I was getting concerned, a little panicky actually, and started thinking of my options. There were few. I thought about hopping off the bus and hailing a taxi but the taxis were already full and moving as quickly as the bus was. Traffic was stalled in both directions. Side streets were choked as well. I thought about grabbing a motorcycle taxi that could weave around and between the idled cars and buses, up onto the sidewalk as I’ve seen them do, but that’s a Peace Corps no-no. We were all headed to the same pinch point anyway, the one bridge in that area that crosses the Chao Phraya River. I kept looking out the window at the traffic, then at my watch. I started thinking about arriving at the bus station too late, missing the bus and needing to wait another 13 hours until the overnight bus left. I hate the overnight buses. And what would I do to fill those hours waiting? All day waiting?
I looked at the ticket I bought in advance for the trip back to my village, the one with the reserved seat that reclines, the snacks and the included lunch. I thought about the panic I was slipping into, the angst and the tightening chest, with each green light we weren’t gliding through. Oddly, there were no honking horns, no angry gestures, no pounding of steering wheels.
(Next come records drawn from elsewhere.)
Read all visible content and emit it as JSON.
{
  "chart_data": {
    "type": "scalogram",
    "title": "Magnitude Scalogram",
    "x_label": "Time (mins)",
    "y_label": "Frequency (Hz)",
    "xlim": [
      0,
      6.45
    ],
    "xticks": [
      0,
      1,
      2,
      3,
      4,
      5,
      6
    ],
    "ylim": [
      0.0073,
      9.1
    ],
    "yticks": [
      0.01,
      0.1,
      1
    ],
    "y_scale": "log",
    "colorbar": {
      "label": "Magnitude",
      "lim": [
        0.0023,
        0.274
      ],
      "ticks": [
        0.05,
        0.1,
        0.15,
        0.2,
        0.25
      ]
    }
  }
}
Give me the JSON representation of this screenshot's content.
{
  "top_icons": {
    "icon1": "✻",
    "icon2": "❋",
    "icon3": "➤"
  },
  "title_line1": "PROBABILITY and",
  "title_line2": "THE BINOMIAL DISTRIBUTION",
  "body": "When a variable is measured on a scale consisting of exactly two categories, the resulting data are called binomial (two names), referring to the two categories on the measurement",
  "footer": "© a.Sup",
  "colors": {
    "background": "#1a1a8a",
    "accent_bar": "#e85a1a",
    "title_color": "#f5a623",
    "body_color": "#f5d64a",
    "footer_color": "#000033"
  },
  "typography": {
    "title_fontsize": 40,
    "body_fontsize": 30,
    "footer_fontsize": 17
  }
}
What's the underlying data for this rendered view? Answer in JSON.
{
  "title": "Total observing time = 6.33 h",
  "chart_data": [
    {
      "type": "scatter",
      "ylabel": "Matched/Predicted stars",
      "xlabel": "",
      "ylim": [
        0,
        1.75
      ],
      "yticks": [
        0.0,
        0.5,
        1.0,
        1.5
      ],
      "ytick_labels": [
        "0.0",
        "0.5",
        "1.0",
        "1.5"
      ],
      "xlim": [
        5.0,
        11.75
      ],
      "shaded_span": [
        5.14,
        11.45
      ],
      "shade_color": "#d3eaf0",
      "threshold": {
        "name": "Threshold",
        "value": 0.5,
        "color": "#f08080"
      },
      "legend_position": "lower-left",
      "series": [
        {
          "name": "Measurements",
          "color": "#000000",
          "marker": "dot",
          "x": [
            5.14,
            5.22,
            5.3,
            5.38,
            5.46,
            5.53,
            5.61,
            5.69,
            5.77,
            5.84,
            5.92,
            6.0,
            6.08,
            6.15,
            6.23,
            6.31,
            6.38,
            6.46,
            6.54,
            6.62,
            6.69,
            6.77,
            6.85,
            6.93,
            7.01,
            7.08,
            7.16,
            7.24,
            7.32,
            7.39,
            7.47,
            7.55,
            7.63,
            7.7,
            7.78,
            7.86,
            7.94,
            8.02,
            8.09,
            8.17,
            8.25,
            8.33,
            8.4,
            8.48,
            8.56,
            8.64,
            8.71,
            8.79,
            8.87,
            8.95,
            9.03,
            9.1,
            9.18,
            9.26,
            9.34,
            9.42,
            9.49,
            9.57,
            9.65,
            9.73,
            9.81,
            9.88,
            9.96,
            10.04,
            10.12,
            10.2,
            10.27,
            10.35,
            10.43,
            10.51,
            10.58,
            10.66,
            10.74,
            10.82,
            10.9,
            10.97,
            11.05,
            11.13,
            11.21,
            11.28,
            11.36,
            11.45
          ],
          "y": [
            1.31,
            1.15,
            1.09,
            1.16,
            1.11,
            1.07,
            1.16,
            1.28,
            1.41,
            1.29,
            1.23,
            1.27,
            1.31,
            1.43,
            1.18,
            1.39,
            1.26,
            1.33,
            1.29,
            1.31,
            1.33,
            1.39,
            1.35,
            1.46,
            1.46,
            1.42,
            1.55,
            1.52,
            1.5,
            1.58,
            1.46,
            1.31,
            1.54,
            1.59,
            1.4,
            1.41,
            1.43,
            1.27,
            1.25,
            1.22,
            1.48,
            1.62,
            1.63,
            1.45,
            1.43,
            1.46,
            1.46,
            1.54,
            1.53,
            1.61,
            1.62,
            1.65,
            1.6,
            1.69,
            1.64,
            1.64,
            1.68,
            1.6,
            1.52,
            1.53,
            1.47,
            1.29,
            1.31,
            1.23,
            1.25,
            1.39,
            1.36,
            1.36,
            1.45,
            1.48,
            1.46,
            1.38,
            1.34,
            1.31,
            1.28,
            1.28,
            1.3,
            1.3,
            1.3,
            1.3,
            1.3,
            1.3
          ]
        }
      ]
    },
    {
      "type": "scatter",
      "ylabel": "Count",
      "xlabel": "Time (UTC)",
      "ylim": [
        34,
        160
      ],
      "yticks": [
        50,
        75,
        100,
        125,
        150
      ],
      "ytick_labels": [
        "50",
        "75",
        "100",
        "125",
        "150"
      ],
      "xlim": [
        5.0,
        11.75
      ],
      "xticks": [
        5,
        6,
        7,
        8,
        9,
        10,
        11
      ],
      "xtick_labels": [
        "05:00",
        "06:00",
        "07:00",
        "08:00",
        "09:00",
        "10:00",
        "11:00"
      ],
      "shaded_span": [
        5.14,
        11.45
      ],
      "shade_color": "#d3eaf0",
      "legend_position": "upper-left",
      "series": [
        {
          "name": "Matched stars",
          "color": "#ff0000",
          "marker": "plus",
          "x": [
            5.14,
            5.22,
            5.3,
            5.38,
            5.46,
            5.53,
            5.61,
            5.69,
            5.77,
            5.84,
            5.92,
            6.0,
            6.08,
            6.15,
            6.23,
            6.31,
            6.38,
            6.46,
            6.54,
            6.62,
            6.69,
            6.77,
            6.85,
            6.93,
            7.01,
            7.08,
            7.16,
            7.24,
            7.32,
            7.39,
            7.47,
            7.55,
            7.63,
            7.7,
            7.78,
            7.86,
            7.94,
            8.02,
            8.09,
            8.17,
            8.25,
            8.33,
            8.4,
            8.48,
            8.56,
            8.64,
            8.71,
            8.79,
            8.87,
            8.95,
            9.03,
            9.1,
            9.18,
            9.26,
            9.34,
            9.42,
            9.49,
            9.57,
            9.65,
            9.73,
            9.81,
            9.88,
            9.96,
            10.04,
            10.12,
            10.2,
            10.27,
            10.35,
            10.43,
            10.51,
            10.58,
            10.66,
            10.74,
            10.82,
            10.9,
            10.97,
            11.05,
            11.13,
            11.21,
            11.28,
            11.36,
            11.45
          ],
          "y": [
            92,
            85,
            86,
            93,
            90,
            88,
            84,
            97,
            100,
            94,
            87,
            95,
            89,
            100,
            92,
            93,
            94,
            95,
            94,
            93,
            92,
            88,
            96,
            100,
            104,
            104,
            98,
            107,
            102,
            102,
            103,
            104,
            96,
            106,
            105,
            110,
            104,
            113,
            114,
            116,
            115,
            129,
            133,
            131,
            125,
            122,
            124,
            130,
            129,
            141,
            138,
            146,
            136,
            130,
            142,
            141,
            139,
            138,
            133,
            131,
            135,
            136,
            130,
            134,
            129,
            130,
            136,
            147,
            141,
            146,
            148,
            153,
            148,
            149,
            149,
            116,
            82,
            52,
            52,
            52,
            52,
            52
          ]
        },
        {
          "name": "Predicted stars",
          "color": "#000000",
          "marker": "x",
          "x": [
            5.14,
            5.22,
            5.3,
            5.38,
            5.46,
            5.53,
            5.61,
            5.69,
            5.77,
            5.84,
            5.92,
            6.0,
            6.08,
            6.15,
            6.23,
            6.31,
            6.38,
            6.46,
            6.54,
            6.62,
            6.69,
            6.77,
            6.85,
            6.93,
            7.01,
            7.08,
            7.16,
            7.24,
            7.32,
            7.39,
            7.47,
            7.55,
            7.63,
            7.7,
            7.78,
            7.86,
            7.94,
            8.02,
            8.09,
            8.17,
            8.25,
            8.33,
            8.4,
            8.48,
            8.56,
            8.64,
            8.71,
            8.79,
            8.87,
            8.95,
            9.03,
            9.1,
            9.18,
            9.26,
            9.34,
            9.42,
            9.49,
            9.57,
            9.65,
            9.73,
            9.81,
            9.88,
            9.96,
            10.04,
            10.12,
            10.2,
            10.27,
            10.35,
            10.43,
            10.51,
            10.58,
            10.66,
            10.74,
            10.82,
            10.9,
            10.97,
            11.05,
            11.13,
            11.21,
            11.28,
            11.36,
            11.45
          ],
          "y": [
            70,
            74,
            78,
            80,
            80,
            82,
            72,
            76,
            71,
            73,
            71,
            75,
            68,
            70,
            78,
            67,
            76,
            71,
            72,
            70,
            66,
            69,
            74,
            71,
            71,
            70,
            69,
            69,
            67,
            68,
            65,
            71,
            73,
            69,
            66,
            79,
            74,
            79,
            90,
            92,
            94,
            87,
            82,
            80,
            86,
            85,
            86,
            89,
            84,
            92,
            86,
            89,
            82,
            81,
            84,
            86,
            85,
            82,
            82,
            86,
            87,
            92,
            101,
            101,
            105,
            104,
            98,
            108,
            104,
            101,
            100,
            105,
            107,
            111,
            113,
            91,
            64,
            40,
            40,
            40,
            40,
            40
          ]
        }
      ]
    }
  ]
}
I looked around at the faces of my fellow travelers on the 515, mostly students in uniforms (on a Sunday morning) and older adults all on their cell phones. I looked down at the faces sitting in the cars and the taxis stranded parallel to me, the people with the same fate as me, and I saw resoluteness and acceptance. This is the way it was to be. I was getting there, slowly.
By the time we reached the last college, in view of the Chao Phraya River, the traffic finally started to break up and we began moving beyond a snail’s pace. The minute hand was a click to the right of the 12 on my watch. We covered less than four miles in just over 50 minutes. I showed my ticket home to the bus’s ticket taker (Thai buses have ticket attendants) pointing out to her that I was to depart in just a few minutes. She must have said something to the driver because once we were over the river, clear of the traffic jam, he floored it. He barely stopped to let passengers on and off along the route and we made it the last six miles to the terminal at 8:07. I hightailed it off the bus running through the station to the appropriate platform in the back of the terminal, #13, lucky 13. The bus was still there and crowded and I awkwardly lugged my two bags through the narrow aisle, breathless and bumping dozing riders.
It didn’t make any difference. The bus didn’t leave for another half hour and nobody seemed to care.